Employee assistance funds aren’t just for large corporations, either. According to Considine smaller organizations can partner with kindred companies to pool resources and form a single nonprofit that employees of all the different companies can contribute to. An independent selection committee formed by the founding corporations can then jointly manage the charity for the benefit of the larger class.

Outsourcing Employee Assistance Funds

Those companies that don’t want to start or manage their own charity can outsource it to a third-party provider, such as the U.S. Chamber Foundation and America’s Charities, or the Emergency Assistance Foundation, which has relief funds for organizations ranging from Amazon to the White Sox.

Such organizations also help corporations develop their charitable funds, and decide which sort of disasters and emergencies they will cover, whether it’s individual crises, such as death in the family or someone’s house burning down, or presidentially declared disasters, such as Hurricane Laura earlier this year.

Securing a wildfire site in advance of debris removal in Niland, CA.

E4E Relief, a wholly-owned subsidiary of the nonprofit group, Foundation for the Carolinas, also manages disaster funds for corporations, said Holly Welch Stubbing, president and CEO of E4E Relief. Under E4E’s model, corporations typically provide initial seed funding to launch the funds. “The vast majority of our clients open the fund for peer-to-peer giving into the fund,” she said. “The program enables companies and their employees to care for each other, compassionately and rapidly.”

Since its launch in 2001, E4E has grown rapidly.
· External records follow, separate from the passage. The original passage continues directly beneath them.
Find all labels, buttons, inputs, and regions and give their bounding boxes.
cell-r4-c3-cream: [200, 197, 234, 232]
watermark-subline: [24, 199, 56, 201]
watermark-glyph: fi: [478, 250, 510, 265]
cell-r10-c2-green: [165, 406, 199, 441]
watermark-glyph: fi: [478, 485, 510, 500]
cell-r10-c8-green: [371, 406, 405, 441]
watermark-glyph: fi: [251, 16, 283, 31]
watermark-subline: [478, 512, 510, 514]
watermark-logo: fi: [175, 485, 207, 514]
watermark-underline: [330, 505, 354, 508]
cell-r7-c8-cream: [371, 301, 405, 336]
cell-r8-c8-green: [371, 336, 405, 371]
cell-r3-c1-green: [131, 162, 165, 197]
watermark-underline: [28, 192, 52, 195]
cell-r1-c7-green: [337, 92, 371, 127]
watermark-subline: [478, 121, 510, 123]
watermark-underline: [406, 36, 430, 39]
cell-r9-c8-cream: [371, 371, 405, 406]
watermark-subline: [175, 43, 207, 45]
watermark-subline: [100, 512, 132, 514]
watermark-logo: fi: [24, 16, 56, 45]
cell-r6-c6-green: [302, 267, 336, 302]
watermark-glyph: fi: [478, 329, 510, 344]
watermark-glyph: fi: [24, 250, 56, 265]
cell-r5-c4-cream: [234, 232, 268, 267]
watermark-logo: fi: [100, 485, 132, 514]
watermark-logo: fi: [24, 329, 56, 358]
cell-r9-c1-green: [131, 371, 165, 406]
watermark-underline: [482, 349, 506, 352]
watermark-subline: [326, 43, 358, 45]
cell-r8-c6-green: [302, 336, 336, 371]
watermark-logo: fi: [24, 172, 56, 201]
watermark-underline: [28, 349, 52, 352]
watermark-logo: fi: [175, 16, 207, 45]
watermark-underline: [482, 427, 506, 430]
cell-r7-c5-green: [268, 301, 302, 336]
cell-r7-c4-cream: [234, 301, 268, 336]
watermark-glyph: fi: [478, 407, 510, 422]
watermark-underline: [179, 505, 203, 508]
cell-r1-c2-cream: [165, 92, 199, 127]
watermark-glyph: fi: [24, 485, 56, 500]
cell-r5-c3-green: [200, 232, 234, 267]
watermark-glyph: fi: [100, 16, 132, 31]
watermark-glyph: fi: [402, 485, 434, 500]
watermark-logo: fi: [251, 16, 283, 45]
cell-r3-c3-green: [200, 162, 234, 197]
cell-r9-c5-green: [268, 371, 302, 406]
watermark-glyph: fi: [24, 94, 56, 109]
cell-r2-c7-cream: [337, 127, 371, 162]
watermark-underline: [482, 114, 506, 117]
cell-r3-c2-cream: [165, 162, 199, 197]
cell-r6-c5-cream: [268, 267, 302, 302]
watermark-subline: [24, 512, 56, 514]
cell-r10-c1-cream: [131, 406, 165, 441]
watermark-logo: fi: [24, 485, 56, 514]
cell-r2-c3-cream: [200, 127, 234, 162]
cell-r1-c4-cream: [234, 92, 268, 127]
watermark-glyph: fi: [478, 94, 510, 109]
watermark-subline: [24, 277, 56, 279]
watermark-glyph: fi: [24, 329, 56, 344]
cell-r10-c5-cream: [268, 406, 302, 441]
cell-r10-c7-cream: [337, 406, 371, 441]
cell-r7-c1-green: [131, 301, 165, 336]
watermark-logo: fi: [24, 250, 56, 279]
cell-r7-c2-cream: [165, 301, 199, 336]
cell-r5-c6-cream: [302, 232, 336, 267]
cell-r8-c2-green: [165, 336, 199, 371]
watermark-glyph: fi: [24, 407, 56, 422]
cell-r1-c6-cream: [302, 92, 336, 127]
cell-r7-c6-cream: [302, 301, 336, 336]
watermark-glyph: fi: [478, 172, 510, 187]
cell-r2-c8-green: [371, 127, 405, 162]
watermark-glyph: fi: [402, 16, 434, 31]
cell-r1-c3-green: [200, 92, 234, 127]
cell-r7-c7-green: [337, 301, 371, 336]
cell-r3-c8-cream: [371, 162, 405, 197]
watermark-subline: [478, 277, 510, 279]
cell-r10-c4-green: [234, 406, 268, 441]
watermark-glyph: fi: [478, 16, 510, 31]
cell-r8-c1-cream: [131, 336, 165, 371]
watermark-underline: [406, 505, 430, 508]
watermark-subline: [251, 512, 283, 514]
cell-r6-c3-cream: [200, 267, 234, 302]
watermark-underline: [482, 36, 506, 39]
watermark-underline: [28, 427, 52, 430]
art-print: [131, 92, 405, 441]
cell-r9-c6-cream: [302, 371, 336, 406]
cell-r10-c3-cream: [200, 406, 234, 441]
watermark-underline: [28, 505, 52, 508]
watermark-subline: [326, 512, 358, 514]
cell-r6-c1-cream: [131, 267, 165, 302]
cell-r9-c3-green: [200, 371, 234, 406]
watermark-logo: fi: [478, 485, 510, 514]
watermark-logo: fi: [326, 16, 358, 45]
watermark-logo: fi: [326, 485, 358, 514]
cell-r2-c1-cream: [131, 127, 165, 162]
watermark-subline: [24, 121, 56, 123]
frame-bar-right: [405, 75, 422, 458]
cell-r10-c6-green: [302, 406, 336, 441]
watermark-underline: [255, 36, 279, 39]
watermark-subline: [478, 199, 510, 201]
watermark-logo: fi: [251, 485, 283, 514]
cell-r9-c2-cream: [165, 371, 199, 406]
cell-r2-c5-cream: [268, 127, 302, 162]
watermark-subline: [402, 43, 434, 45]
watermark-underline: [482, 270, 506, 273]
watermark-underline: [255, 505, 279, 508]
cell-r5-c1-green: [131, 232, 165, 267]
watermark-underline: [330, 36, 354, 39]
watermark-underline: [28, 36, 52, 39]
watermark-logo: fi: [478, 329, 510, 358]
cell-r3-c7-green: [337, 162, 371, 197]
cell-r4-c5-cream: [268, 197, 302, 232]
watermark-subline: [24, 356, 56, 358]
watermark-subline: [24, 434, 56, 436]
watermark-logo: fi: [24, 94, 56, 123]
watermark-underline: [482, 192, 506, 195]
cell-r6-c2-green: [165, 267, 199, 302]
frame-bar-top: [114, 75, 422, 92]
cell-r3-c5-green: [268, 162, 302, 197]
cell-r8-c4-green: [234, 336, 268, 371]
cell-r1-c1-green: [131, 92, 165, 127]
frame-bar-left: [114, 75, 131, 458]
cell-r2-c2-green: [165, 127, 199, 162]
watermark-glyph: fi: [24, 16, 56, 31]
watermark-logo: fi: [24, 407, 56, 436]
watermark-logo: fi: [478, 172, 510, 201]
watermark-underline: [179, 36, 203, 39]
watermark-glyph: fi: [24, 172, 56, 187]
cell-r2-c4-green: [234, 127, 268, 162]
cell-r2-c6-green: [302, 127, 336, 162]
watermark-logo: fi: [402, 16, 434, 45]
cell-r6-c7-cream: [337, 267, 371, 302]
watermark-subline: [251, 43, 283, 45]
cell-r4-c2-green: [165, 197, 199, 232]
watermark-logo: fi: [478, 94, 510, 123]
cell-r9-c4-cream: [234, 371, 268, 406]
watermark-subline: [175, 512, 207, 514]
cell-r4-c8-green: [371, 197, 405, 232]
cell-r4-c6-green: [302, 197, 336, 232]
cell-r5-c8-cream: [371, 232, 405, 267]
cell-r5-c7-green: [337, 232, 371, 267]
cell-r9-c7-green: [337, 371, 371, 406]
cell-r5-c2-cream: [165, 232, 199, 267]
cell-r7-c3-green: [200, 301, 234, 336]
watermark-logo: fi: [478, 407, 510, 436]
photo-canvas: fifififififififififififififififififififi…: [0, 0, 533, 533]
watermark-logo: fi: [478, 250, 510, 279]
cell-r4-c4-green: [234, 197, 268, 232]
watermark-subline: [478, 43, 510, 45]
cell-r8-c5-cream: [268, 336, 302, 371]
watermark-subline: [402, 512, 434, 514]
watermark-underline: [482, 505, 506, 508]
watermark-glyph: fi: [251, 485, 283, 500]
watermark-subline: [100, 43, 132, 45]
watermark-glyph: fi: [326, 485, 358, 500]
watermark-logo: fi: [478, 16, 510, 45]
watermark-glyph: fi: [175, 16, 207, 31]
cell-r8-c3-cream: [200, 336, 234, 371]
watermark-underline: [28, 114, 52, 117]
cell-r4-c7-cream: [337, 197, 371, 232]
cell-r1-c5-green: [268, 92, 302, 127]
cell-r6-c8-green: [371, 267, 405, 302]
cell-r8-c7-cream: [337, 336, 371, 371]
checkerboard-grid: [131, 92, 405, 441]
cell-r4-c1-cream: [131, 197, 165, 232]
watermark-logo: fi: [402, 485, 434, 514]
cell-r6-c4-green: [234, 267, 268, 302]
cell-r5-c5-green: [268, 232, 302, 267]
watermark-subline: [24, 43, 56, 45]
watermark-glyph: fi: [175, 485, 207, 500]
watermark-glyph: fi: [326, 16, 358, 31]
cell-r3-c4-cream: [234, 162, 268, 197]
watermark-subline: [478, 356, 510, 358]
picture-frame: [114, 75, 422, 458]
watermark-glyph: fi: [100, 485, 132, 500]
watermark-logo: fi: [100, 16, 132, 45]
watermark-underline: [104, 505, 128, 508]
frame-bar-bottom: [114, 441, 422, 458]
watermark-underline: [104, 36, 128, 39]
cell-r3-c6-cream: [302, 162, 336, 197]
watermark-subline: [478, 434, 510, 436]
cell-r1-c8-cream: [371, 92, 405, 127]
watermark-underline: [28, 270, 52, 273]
After providing funds covering 1 million employees in 2017, the group now supports 5 million workers worldwide, and the COVID-19 pandemic has helped to swell the ranks. “We have welcomed many new companies in the past 6 months, contributing over $150 million to charitable grants to support employees with basic life necessities,” Stubbing said. “This year alone, we have granted $81 million in relief on behalf of our client programs, as compared to $12.3 million last year.”

Taking Employee Aid Tax Free

Regardless of what charity holds the account, the monies in most emergency assistance funds pay for necessities such as rent or mortgage payments, utilities, medical bills, funeral expenses, and evacuation-related assistance for employees during and after a disaster. In a recent study of more than 20,000 former E4E grant applicants, 76% reported that assistance during a crisis helped them avoid at least one negative event, such as late fees, evictions, foreclosures or service shutoffs.

One more way to immediately serve employees at the time of a disaster? Directly. According to Considine, if an event is declared a qualified disaster by the national government, then an employer can immediately give funds to affected employees. Such funds are tax-free for the employee, and would also be tax deductible for the employer.